According to market intelligence company IDC, the ‘Global Datasphere’ in 2018 reached 18 zettabytes. This is the total of all data created, captured or replicated. IDC predicts that the Global Datasphere will grow to 175 Zettabytes by 2025.

To keep up with the storage demands stemming from all this data creation, IDC forecasts that over 22 ZB of storage capacity must ship across all media types from 2018 to 2025, with nearly 59% of that capacity supplied from the HDD industry.

In 2025, 49% of the world’s stored data will reside in public cloud environments, IDC predicts.

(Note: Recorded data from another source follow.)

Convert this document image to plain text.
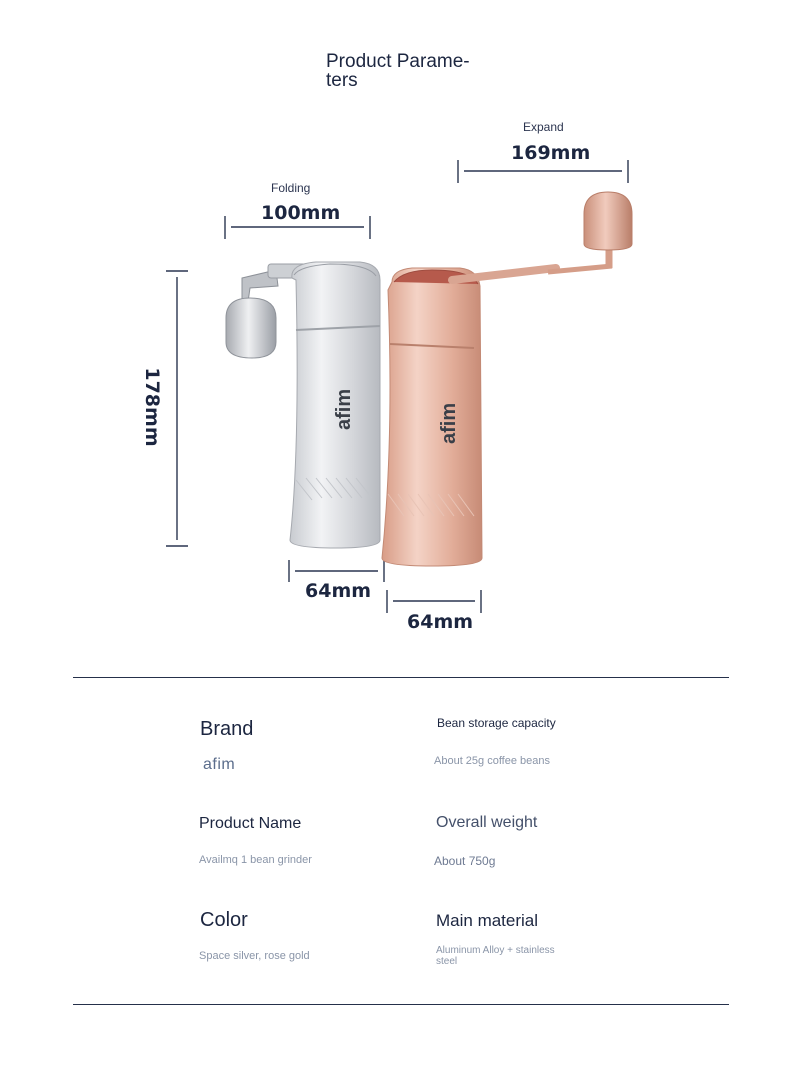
Product Parame-
ters
Expand
169mm
Folding
100mm
178mm
64mm
64mm
afim	afim
Brand
afim
Bean storage capacity
About 25g coffee beans
Product Name
Availmq 1 bean grinder
Overall weight
About 750g
Color
Space silver, rose gold
Main material
Aluminum Alloy + stainless
steel
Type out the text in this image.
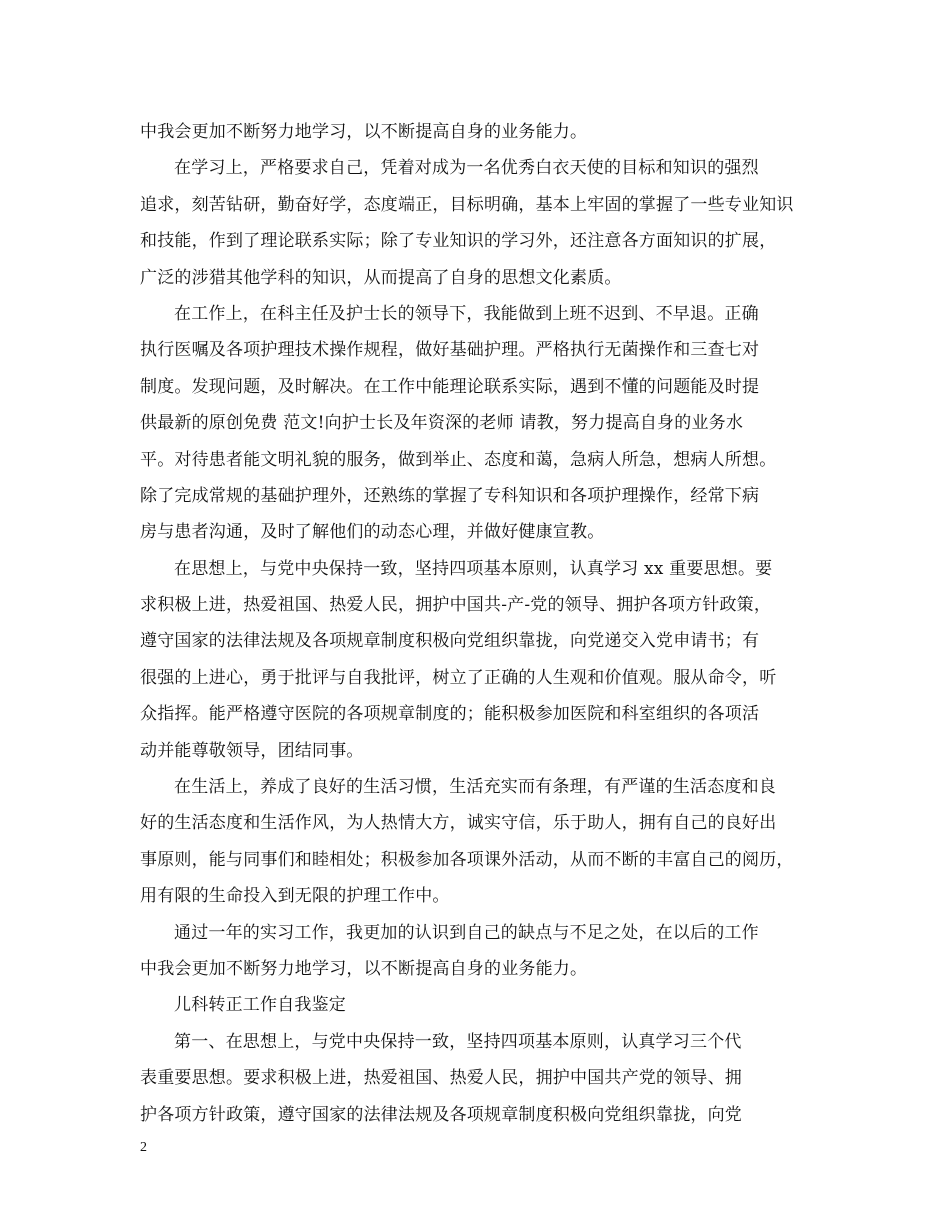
中我会更加不断努力地学习，以不断提高自身的业务能力。
在学习上，严格要求自己，凭着对成为一名优秀白衣天使的目标和知识的强烈
追求，刻苦钻研，勤奋好学，态度端正，目标明确，基本上牢固的掌握了一些专业知识
和技能，作到了理论联系实际；除了专业知识的学习外，还注意各方面知识的扩展，
广泛的涉猎其他学科的知识，从而提高了自身的思想文化素质。
在工作上，在科主任及护士长的领导下，我能做到上班不迟到、不早退。正确
执行医嘱及各项护理技术操作规程，做好基础护理。严格执行无菌操作和三查七对
制度。发现问题，及时解决。在工作中能理论联系实际，遇到不懂的问题能及时提
供最新的原创免费 范文!向护士长及年资深的老师 请教，努力提高自身的业务水
平。对待患者能文明礼貌的服务，做到举止、态度和蔼，急病人所急，想病人所想。
除了完成常规的基础护理外，还熟练的掌握了专科知识和各项护理操作，经常下病
房与患者沟通，及时了解他们的动态心理，并做好健康宣教。
在思想上，与党中央保持一致，坚持四项基本原则，认真学习 xx 重要思想。要
求积极上进，热爱祖国、热爱人民，拥护中国共-产-党的领导、拥护各项方针政策，
遵守国家的法律法规及各项规章制度积极向党组织靠拢，向党递交入党申请书；有
很强的上进心，勇于批评与自我批评，树立了正确的人生观和价值观。服从命令，听
众指挥。能严格遵守医院的各项规章制度的；能积极参加医院和科室组织的各项活
动并能尊敬领导，团结同事。
在生活上，养成了良好的生活习惯，生活充实而有条理，有严谨的生活态度和良
好的生活态度和生活作风，为人热情大方，诚实守信，乐于助人，拥有自己的良好出
事原则，能与同事们和睦相处；积极参加各项课外活动，从而不断的丰富自己的阅历，
用有限的生命投入到无限的护理工作中。
通过一年的实习工作，我更加的认识到自己的缺点与不足之处，在以后的工作
中我会更加不断努力地学习，以不断提高自身的业务能力。
儿科转正工作自我鉴定
第一、在思想上，与党中央保持一致，坚持四项基本原则，认真学习三个代
表重要思想。要求积极上进，热爱祖国、热爱人民，拥护中国共产党的领导、拥
护各项方针政策，遵守国家的法律法规及各项规章制度积极向党组织靠拢，向党
2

In 2025, each connected person will have at least one data interaction every 18 seconds. Many of these interactions are because of the billions of IoT devices connected across the globe, which are expected to create over 90ZB of data in 2025.

Facts : One zettabyte is equivalent to a trillion gigabytes If you were able to store the entire Global Datasphere on DVDs, then you would have a stack of DVDs that could get you to the moon 23 times or circle Earth 222 times. If you could download the entire 2025 Global Datasphere at an average of 25 Mb/s, today’s average connection speed across the United States, then it would take one person 1.8 billion years to do it, or if every person in the world could help and never rest, then you could get it done in 81 days.

💥 What is Big Data ?

“Big data” refers to datasets whose size is beyond the ability of typical database software tools to capture, store, manage, and analyze. This definition is intentionally subjective and incorporates a moving definition of how big a dataset needs to be in order to be considered big data — i.e., we don’t define big data in terms of being larger than a certain number of terabytes (thousands of gigabytes). We assume that, as technology advances over time, the size of datasets that qualify as big data will also increase. Big data in many sectors today will range from a few dozen terabytes to multiple petabytes (thousands of terabytes).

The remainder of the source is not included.